Urteil Kofferbomben-Attentäter muss lebenslang in Haft

Das Düsseldorfer Landgericht sprach den 24-Jährigen des vielfachen versuchten Mordes für schuldig

Rund ein Jahr dauerte der Prozess um die versuchten Kofferbomben-Attentate von Köln, nun verkündeten die Düsseldorfer Richter ihr Urteil: Youssef El H. wird zu lebenslanger Haft verurteilt. Das Gericht gab damit der Forderung der Anklage statt, die lebenslange Haft wegen vielfachen versuchten Mordes gefordert hatte.
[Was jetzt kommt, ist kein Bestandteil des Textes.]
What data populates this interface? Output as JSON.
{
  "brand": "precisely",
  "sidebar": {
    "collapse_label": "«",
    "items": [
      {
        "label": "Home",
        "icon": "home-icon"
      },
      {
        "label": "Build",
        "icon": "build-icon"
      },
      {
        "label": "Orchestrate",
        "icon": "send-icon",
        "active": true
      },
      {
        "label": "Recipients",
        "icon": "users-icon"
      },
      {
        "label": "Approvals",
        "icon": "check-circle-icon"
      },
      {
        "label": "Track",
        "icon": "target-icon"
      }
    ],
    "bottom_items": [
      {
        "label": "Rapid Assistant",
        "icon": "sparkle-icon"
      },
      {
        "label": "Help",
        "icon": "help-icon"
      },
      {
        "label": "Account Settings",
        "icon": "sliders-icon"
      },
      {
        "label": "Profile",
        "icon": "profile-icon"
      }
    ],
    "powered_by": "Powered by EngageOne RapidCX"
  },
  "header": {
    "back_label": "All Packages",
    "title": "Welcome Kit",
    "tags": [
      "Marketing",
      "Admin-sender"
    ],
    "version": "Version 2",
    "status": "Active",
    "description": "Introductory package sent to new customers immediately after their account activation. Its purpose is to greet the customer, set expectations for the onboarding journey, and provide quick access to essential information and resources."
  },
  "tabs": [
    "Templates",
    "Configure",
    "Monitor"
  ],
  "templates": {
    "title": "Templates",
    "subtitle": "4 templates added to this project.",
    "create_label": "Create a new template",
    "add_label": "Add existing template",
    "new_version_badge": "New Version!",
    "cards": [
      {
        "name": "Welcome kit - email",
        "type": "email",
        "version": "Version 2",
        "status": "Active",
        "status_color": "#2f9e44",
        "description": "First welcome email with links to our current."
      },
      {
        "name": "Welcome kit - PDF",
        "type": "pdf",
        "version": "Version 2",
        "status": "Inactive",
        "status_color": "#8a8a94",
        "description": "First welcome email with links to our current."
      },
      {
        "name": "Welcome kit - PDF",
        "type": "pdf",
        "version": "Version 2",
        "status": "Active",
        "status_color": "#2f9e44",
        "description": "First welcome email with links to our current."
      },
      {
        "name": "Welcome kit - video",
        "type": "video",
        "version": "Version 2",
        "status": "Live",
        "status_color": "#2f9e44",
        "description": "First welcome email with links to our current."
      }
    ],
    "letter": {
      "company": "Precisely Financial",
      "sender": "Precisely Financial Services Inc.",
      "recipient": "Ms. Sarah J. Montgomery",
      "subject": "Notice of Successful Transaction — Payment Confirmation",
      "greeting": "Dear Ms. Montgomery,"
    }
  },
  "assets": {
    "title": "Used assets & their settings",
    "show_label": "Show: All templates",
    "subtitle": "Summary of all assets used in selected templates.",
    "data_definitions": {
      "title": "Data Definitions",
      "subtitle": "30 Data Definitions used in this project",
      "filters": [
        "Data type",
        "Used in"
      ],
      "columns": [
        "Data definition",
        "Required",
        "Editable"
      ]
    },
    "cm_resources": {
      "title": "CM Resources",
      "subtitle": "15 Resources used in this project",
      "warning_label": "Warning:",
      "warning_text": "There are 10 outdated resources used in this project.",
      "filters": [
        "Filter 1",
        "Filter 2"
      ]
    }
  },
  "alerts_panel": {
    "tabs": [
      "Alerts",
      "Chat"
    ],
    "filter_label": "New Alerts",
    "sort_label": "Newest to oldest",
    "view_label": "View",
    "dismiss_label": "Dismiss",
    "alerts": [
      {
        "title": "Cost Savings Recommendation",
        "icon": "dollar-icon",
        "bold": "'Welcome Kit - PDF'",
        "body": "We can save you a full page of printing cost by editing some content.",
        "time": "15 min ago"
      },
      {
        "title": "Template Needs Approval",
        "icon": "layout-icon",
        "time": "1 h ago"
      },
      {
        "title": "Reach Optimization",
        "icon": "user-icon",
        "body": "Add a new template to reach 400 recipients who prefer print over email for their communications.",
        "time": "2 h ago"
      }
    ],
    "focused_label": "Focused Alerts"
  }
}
Die Verteidigung hatte auf Freispruch votiert.

Der 24-Jährige und sein wegen desselben Delikts bereits zu zwölf Jahren Haft verurteilter Komplize hatten am 31. Juli 2006 auf dem Kölner Hauptbahnhof zwei Kofferbomben in Regionalzügen nach Hamm und Koblenz deponiert. Die Zünder lösten um 14.30 Uhr aus, die Bomben detonierten aber nicht, weil in den Gasflaschen kein explosionsfähiges Gemisch war. Nach Ansicht der Bundesanwaltschaft verhinderten nur die mangelnden Kenntnisse des Angeklagten ein Blutbad unter den Reisenden. Deutschland habe einem islamistischen Anschlag nie näher gestanden, hieß es im Urteil. Großes Vorbild des Angeklagten sei der Terrorist Osama bin Laden gewesen.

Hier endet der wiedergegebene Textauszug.